ABSTRACT

Music’s capacity to express moods and feelings that augment affective dimensions of our experiences draws an investigation into music’s power of expression across the threshold of deconstructive critiques. Hence, far from signaling a return to metaphysical pretensions, a hermeneutical inquiry into music’s expressive significance aims at uncovering music’s capacity to affect our understanding of ourselves and our world. Every meaningful encounter with a work occasions an experience that is properly aesthetic; moreover, this experience is one in which the work speaks. In this respect, the metaphorical character of the language of a work is decisive. To be sure, the idea that a musical work speaks a language can itself be interpreted metaphorically. The metaphor in this case effects the transfer of the properly linguistic nature of language into a nonlinguistic domain. However, the question immediately arises as to whether this metaphorical reference to the language of music exhausts the problem of music’s mode of communicability. In pursuing a hermeneutical inquiry into music’s power to speak, I cannot avoid Gadamer’s claim that language is the universal medium of our understanding of the world.

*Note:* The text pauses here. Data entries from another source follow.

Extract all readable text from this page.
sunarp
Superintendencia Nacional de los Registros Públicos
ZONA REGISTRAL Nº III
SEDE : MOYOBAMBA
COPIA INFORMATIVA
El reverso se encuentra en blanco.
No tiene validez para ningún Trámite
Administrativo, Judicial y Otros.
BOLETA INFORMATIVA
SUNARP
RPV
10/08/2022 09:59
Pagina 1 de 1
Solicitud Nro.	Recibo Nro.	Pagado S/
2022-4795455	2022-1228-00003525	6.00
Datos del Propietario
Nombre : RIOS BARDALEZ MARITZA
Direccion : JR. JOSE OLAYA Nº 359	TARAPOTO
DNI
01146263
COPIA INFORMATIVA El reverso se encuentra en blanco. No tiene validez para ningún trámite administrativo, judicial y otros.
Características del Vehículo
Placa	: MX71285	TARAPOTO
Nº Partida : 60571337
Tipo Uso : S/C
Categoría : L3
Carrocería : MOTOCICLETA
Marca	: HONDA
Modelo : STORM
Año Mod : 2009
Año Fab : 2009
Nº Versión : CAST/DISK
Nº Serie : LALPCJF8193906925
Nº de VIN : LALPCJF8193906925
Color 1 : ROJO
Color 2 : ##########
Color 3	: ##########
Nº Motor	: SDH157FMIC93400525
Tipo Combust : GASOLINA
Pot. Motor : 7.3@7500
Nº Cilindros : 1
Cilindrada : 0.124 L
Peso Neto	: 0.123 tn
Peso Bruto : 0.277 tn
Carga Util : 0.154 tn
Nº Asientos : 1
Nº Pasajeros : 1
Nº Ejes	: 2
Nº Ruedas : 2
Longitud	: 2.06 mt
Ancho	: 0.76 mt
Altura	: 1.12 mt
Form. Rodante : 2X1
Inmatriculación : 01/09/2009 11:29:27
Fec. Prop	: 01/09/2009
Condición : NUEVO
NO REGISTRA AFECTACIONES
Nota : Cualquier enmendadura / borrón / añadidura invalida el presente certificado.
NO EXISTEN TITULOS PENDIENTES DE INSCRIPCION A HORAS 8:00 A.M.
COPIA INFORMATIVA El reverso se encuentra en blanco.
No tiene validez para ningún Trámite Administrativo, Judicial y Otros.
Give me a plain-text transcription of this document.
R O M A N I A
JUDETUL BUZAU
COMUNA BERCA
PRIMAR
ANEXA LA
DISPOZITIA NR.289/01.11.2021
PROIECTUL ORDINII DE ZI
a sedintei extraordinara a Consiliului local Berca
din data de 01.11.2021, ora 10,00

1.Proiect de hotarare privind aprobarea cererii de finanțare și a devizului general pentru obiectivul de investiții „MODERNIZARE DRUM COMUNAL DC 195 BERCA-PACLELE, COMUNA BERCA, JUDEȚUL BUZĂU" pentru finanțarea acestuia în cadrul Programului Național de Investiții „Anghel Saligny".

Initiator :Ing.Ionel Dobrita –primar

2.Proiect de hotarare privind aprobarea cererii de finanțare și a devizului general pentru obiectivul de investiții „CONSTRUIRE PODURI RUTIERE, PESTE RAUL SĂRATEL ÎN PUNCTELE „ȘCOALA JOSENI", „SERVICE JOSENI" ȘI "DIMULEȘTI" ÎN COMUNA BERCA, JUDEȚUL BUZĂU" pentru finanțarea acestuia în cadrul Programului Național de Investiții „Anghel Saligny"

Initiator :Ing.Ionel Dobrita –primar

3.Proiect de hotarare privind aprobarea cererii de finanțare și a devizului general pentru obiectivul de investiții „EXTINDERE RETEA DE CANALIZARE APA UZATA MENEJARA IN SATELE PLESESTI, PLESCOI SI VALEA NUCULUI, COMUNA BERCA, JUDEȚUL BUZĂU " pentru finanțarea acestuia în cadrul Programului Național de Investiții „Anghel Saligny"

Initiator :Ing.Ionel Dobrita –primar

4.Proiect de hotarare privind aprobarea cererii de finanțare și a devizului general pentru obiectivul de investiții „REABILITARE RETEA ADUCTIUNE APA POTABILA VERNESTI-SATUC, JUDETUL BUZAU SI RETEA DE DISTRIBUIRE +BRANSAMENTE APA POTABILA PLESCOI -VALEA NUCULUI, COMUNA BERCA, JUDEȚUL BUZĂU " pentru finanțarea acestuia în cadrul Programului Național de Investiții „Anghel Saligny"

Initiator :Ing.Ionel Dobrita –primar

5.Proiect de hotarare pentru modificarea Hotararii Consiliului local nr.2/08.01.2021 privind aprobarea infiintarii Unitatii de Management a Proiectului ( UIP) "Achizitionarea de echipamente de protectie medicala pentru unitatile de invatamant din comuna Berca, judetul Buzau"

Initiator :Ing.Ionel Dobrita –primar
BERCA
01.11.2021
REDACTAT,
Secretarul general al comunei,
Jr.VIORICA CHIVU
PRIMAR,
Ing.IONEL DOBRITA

At the same time, the sense of metaphoricity at work in language authorizes extending metaphor’s power to redescribe the real to encompass the musical work’s expression of its world. The expression of a world is therefore critical to the hermeneutics of music that I am undertaking to develop in this and the following chapter. To the extent that this hermeneutics concerns the experience that a work communicates, the question of the metaphorical character of a work’s power of expression is the starting point for a more sustained reflection on music’s mimetic relation to the world.